LA STRAVAGANTE SAINT-TROPEZ
Proseguendo per qualche chilometro verso occidente lungo un litorale costellato di graziose cittadine, finalmente si arriva a Saint-Tropez, o Saint-trop, come la chiamano gli snob, nota al mondo intero per le sue stravaganze, è un insieme di spiagge mondane, mercati, notti in discoteca, ville sontuose e aperitivi ai café del porto. Una minuscola penisola, un tempo porto di pescatori, che in luglio e agosto, normalmente frequentatissima diventa una trappola. Mentre il porto dei grandi yacht e delle barche dei pescatori è ancora mezzo assonnato, dall’alto della cinquecentesca “Cittadelle”, da cui si domina il mare, la città viene avvolta dalla luce dell’alba di un colore rosa e viola, proprio come nelle tele esposte nel piccolo museo dell’”Annonciade”.

FUORI DAL TEMPO
Alcuni angoli del quartiere della Ponche o della piazzetta dell’Ormeau conservano ancora un’atmosfera fuori del tempo, morbida e sensuale, descritta mirabilmente dalla scrittrice francese Colette nel suo libro “La nascita del giorno”. Questa è l’ora in cui le vecchie case ristrutturate e ben allineate, tra vicoli puliti e luminosi, dalle tinte rosa, giallo, blu cobalto, sprigionano il sottile fascino d’altri tempi quando era solo un villaggio di pescatori, mentre dai portali lignei intagliati e di pietra scolpita, si sprigionano i primi effluvi dei glicini e oleandri che li incorniciano.

PREGUSTANDO CANNES
Dalla parte opposta di Saint-Tropez, invece, procedendo verso oriente, lungo la splendida litoranea che attraversa cittadine con ville da sogno immerse in lussureggianti giardini e splendidi palazzi dalle terrazze fiorite a perdita d’occhio, dopo un susseguirsi di tornanti panoramici a strapiombo su spiaggette apparentemente irraggiungibili, si incominciano finalmente a pregustare i piaceri di Cannes, la città conosciuta nel mondo per il suo Festival del Cinema è ricca di storici edifici, caratteristici ristoranti, boutique e magnifici giardini. Il lungomare sabbioso ospita il porto coi panfili dei miliardari ai quali sono destinati i più lussuosi alberghi tra i quali spicca il Grand Hotel Carlton che si affaccia sulla mitica Croisette. Proprio di fronte, a qualche miglio, si erge l’isola di S. Margherita, appartenente alle isole Lerins, nella cui fortezza fu rinchiuso per anni l’anonimo prigioniero della maschera di ferro. Con le sue rampe, le sue vecchie pietre, le scale a picco, la città vecchia offre una passeggiata suggestiva attraverso un dèdalo di viuzze: percorrendo rue Saint-Antoine si giunge a la Castre, il punto culminante del Suquet; una volta giunti quassù si ha l’impressione di tornare indietro nel tempo. La chiesa e il suo vecchio campanile, le rovine di un antico castello, la torre quadrata del monte Chevalier (una delle più belle di tutta la Provenza), costruita nel 1073 per difendere la città dalle incursioni dei Saraceni. In tale quadro romantico, ogni anno, nella prima quindicina di luglio, si svolge una “quattro giorni musicale notturna” che ospita i maggiori direttori d’orchestra.

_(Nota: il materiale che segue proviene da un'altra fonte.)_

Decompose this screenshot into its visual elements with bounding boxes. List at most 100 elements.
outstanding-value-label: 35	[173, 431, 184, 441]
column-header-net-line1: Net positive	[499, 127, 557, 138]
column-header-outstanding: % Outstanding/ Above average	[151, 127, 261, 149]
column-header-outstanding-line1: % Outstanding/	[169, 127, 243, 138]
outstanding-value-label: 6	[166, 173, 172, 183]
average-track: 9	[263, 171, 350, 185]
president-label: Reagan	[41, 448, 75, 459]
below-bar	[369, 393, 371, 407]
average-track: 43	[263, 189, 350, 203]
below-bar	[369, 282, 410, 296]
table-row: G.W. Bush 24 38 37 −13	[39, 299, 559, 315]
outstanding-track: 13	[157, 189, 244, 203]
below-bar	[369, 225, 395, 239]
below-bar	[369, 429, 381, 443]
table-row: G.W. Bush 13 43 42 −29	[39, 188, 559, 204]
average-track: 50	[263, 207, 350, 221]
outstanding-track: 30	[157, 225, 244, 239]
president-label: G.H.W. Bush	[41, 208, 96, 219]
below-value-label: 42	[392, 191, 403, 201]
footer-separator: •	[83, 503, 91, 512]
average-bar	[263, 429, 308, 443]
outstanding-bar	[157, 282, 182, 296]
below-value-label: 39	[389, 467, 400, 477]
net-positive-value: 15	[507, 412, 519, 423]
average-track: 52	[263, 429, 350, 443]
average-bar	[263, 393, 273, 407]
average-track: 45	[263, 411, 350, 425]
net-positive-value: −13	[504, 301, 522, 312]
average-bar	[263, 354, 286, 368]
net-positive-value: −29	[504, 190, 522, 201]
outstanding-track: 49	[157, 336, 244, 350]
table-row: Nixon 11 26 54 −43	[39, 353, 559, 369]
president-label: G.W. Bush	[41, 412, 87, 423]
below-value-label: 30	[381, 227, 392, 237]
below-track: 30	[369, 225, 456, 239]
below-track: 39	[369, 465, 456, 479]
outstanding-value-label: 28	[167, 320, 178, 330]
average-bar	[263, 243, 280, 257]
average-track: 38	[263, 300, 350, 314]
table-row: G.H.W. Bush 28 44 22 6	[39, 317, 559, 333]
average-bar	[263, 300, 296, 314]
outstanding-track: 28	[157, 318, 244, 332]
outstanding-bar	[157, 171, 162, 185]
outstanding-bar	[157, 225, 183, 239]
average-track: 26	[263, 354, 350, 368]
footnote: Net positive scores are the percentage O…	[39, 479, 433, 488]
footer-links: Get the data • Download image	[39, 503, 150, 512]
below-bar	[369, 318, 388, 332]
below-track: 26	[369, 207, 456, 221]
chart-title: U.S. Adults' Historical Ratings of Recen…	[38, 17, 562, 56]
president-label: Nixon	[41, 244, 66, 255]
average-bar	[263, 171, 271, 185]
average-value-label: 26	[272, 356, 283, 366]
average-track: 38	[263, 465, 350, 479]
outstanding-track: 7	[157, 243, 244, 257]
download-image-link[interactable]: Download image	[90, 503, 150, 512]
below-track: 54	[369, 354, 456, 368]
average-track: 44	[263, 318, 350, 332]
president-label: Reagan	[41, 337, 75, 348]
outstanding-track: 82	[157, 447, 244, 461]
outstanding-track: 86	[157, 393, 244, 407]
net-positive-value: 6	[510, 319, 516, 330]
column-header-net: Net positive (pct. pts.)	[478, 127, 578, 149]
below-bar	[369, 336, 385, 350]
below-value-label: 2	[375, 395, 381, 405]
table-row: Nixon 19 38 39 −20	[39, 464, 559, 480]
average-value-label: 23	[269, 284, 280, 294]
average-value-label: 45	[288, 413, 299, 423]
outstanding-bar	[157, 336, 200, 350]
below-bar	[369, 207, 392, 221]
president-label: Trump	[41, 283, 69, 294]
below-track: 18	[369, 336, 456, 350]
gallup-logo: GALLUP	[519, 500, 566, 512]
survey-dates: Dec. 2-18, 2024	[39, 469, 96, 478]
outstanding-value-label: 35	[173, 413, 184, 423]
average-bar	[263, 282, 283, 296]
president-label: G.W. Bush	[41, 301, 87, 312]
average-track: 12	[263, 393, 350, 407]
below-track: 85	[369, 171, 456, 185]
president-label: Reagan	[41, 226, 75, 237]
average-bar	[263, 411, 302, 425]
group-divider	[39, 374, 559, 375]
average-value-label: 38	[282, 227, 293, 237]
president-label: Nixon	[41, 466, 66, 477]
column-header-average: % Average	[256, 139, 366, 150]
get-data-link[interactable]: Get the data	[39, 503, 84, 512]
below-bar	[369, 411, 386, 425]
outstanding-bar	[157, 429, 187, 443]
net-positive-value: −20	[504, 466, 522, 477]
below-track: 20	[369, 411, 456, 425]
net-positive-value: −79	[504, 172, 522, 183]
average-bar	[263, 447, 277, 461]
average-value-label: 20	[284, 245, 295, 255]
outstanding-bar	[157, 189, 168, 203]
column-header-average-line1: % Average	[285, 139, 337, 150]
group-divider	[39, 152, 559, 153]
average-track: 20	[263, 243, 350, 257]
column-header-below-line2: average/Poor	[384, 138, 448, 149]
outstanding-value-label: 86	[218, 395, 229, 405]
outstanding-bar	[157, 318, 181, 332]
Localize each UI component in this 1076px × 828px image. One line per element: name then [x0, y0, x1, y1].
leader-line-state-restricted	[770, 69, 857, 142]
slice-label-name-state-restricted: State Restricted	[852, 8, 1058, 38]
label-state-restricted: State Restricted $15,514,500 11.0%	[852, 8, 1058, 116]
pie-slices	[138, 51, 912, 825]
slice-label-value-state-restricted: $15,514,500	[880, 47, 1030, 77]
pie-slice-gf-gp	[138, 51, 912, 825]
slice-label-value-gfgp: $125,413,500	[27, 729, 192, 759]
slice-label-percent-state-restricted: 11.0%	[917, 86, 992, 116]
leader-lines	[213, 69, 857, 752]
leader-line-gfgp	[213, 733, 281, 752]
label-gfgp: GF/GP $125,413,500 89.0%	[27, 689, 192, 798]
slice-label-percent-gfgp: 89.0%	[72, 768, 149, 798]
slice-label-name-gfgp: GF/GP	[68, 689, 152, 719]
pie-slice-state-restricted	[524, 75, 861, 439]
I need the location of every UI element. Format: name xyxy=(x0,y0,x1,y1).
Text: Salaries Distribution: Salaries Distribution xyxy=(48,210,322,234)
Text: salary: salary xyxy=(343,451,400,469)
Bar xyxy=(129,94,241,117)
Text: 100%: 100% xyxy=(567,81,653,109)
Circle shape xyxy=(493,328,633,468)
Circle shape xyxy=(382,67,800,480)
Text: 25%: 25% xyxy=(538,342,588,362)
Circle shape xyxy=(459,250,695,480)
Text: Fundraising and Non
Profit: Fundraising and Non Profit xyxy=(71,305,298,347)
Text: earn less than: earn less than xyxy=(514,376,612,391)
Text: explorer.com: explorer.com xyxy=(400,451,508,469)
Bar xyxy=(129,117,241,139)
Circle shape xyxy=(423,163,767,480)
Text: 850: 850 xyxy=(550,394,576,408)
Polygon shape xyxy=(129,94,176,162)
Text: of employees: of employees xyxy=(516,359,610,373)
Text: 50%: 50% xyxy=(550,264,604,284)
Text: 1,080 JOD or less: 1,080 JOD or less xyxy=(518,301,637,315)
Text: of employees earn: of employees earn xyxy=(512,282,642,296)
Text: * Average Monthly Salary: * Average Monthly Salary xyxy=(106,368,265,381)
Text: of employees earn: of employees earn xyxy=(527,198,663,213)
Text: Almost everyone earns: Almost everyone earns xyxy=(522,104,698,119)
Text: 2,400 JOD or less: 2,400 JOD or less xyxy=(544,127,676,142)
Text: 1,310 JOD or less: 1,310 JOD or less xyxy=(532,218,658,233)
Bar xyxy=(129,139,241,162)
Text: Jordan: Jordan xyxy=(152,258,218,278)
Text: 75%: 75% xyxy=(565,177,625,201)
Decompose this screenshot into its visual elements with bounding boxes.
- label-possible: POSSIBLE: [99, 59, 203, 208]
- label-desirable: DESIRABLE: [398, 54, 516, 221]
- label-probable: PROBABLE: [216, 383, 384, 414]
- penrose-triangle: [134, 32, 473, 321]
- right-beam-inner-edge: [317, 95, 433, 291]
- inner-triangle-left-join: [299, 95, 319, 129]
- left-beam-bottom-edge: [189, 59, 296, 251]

NIZZA: CASE COLORATE E BISTROT
Per chiudere in bellezza, avvicinandosi al confine con l’Italia, vale la pena di fare una escursione a Nizza, città che ha dato i natali a Garibaldi e che, fino a poco prima della spedizione dei Mille, apparteneva ancora ai Savoia.
Anche se ormai è diventata una quasi metropoli, piena di grattacieli e industrie, è ancora possibile respirare l’atmosfera tipicamente italiana dell’Ottocento nelle pittoresche viuzze della città vecchia, che con le loro botteghe artigiane e le casette colorate ricordano quelle partenopee, ed è facile trovare angoli suggestivi, tra le animatissime stradine dell’isola pedonale straripante di boutique, ristoranti, gioiellerie e una miriade di bistrot dove s’incontrano pittori e artisti di strada, tra i quali certamente si nasconde un novello Matisse. Ma la più suggestiva attrattiva è, a febbraio, il famoso Carnevale che, puntualmente, trasforma la cittadina in un paese delle fiabe con carri fantasiosi, animati da eserciti di ballerine, equilibristi, giullari, maschere ed enormi pupazzi di carta pesta, coinvolgendo i turisti europei che si sono dati appuntamento lungo i sei chilometri della Promenade des Anglais, per partecipare all’incruenta battaglia a colpi di margherite, rose e tulipani.